Topic 15 Probability Essentials

Learning Goals

  • Use and interpret unconditional and conditional probabilities
  • Use and interpret odds as another form of measuring chances





Exercises

Exercise 1: Binary responses

Binary (2 category) response variables are common in statistical applications. Name some possible predictors for each response variable below.

  • y = voted / didn’t vote
    x:

  • y = an email message is spam / not spam
    x:

  • y = an individual develops / does not develop disease
    x:



Exercise 2: Probability

Identify examples of events for which:

  • \(p = 0\)
  • \(p = 0.5\)
  • \(p = 1\)



Exercise 3: Odds from probability

Calculate the odds of each event below where the events are listed in order of most to least likely:

event \(p =\) event probability odds
it rains tomorrow 0.99
roll a 6-sided die & see 1, 2, 3, or 4 4/6
flip a coin & see Heads 0.5
roll a 6-sided die & see 5 or 6 2/6
tomorrow is above freezing 0.01

Interpret one of the odds that is less than 1, and interpret one of the odds that is greater than 1.



Exercise 4: Probability from odds

Note that if given odds, we can obtain probabilities with:

\[ p = \frac{\hbox{odds}}{1+\hbox{odds}} \]
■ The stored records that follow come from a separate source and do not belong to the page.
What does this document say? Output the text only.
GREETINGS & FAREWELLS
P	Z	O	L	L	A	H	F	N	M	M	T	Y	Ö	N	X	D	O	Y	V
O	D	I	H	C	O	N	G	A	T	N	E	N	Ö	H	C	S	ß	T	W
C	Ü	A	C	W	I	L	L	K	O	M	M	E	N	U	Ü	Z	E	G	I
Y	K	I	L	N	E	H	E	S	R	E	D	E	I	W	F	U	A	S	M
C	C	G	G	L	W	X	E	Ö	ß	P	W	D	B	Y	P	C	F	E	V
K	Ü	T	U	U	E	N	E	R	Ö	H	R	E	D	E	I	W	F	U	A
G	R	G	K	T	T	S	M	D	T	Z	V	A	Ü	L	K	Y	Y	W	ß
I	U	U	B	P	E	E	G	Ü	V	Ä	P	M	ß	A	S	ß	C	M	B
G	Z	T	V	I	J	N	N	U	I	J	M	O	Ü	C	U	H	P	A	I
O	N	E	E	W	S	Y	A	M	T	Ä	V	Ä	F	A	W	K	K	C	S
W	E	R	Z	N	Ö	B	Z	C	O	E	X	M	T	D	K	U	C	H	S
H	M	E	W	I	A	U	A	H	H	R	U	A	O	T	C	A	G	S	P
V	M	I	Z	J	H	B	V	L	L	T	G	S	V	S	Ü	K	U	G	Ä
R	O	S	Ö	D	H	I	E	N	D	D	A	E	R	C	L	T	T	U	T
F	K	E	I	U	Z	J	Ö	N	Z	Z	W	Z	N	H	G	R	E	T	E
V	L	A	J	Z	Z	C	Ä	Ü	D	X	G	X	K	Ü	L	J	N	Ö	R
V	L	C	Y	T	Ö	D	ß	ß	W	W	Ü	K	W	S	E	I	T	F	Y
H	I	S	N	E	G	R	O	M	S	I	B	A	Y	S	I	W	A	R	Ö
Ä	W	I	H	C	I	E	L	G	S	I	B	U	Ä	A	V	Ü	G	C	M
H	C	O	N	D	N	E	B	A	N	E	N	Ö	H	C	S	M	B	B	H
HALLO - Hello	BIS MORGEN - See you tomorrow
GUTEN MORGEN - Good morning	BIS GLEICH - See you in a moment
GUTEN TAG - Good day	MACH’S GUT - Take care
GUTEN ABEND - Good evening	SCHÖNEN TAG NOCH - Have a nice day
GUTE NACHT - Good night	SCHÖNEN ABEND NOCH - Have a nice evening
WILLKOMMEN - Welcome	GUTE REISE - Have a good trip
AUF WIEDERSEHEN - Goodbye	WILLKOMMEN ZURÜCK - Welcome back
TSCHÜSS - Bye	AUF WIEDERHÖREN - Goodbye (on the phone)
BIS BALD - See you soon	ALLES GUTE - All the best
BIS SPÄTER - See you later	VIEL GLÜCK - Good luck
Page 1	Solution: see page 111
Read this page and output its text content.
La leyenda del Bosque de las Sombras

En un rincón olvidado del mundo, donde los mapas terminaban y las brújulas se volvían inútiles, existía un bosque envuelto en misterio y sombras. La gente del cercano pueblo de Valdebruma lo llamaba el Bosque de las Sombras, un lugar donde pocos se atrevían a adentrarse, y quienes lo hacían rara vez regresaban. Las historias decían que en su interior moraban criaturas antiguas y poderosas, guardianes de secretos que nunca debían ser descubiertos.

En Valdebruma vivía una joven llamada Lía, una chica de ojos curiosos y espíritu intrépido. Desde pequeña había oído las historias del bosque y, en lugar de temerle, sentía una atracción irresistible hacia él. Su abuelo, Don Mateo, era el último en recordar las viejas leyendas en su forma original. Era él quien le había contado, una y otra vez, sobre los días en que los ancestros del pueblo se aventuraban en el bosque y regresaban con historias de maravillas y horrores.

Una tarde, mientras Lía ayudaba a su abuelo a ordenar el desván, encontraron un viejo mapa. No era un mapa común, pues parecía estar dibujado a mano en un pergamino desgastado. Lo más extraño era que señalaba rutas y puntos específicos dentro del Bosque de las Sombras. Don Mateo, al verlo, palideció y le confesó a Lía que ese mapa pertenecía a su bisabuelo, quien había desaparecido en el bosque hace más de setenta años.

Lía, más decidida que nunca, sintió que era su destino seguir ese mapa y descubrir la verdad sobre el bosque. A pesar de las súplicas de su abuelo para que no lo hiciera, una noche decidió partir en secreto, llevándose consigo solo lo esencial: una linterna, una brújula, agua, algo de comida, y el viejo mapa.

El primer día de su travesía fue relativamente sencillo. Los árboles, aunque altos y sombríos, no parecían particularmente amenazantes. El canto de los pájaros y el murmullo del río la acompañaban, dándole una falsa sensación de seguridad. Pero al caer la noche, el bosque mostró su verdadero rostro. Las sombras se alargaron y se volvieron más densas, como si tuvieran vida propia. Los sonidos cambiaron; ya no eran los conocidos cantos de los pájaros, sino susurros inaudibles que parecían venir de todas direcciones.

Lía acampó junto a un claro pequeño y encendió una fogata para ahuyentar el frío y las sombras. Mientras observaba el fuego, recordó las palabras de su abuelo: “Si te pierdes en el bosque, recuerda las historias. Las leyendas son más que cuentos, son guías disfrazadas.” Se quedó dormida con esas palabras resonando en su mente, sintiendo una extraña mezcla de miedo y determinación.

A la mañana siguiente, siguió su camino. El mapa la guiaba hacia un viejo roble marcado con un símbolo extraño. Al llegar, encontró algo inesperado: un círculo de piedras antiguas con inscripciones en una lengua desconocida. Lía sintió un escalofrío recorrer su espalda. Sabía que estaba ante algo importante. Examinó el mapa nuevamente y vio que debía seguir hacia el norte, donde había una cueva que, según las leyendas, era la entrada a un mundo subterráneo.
  1. Suppose that sports analysts give a certain team a 2-to-1 odds of winning the next game.
    • Before doing any calculations, what does this imply about the corresponding probability of the team winning: is it less than, equal to, or greater than 0.5?
    • Calculate the corresponding probability of the team winning.
  2. A story in National Geographic places the odds of being struck by lightning in one’s lifetime at 1-to-3000.
    • Before doing any calculations, what does this imply about the corresponding probability of being struck by lightning: is it less than, equal to, or greater than 0.5?
    • Calculate the corresponding probability of being struck by lightning.
  3. (Extra) Verify the algebra behind the probability from odds formula above.



Exercise 5: Maryland Renaissance Fair

At 2017 Maryland Renaissance Fair, your instructor was attending a magic show in which the magician announced that he would magically pull out an audience member’s chosen card from a 52 card deck. He in fact did so (cool!) but indicated emphatically at the end, “What are the odds of that? 1 in 52. Pretty amazing huh?” (not cool!)

Your instructor wanted to exclaim “….!”

Fill in the dots with an appropriate exclamation for the magician.



Exercise 6: Disease screening

The diagnostic tests used to screen for disease are used for all different types of disease (infectious, chronic, long-term). In this exercise, we’ll use probability tools to evaluate the accuracy of such tests.

Suppose that we have the following information about the rarity of the disease (\(D = 1\) if someone has the disease and \(D = 0\) otherwise) and characteristics of the diagnostic test (e.g., a blood test):

  • \(P(D = 1) = 20\%\): also known as the prevalence of the disease
  • \(P(\hbox{Test positive} \mid D = 1) = 99\%\): also known as the sensitivity of the test
  • \(P(\hbox{Test negative} \mid D = 0) = 95\%\): also known as the specificity of the test
  1. Give a contextual interpretation of the sensitivity and specificity of the diagnostic test.

  2. Suppose that there are 10,000 people in the population.

    • Fill out a table with 2 rows (test positive and test negative) and 2 columns (has disease, no disease) giving the numbers of people expected to be in these 4 categories.
    • Calculate and interpret \(P(D = 1 \mid \hbox{Test positive})\). (Also known as the positive predictive value (PPV) of the test.)
    • Calculate and interpret \(P(D = 0 \mid \hbox{Test negative})\). (Also known as the negative predictive value (NPV) of the test.)
  3. Repeat part (b) except suppose that the disease is more rare: \(P(D = 1) = 1\%\).

  4. For doctors and patients who are viewing diagnostic test results, do you think that sensitivity and specificity are more useful or that PPV and NPV are more useful for making clinical decisions?

  5. Make a general conclusion about how the rarity of the disease affects the PPV and NPV and why this is important.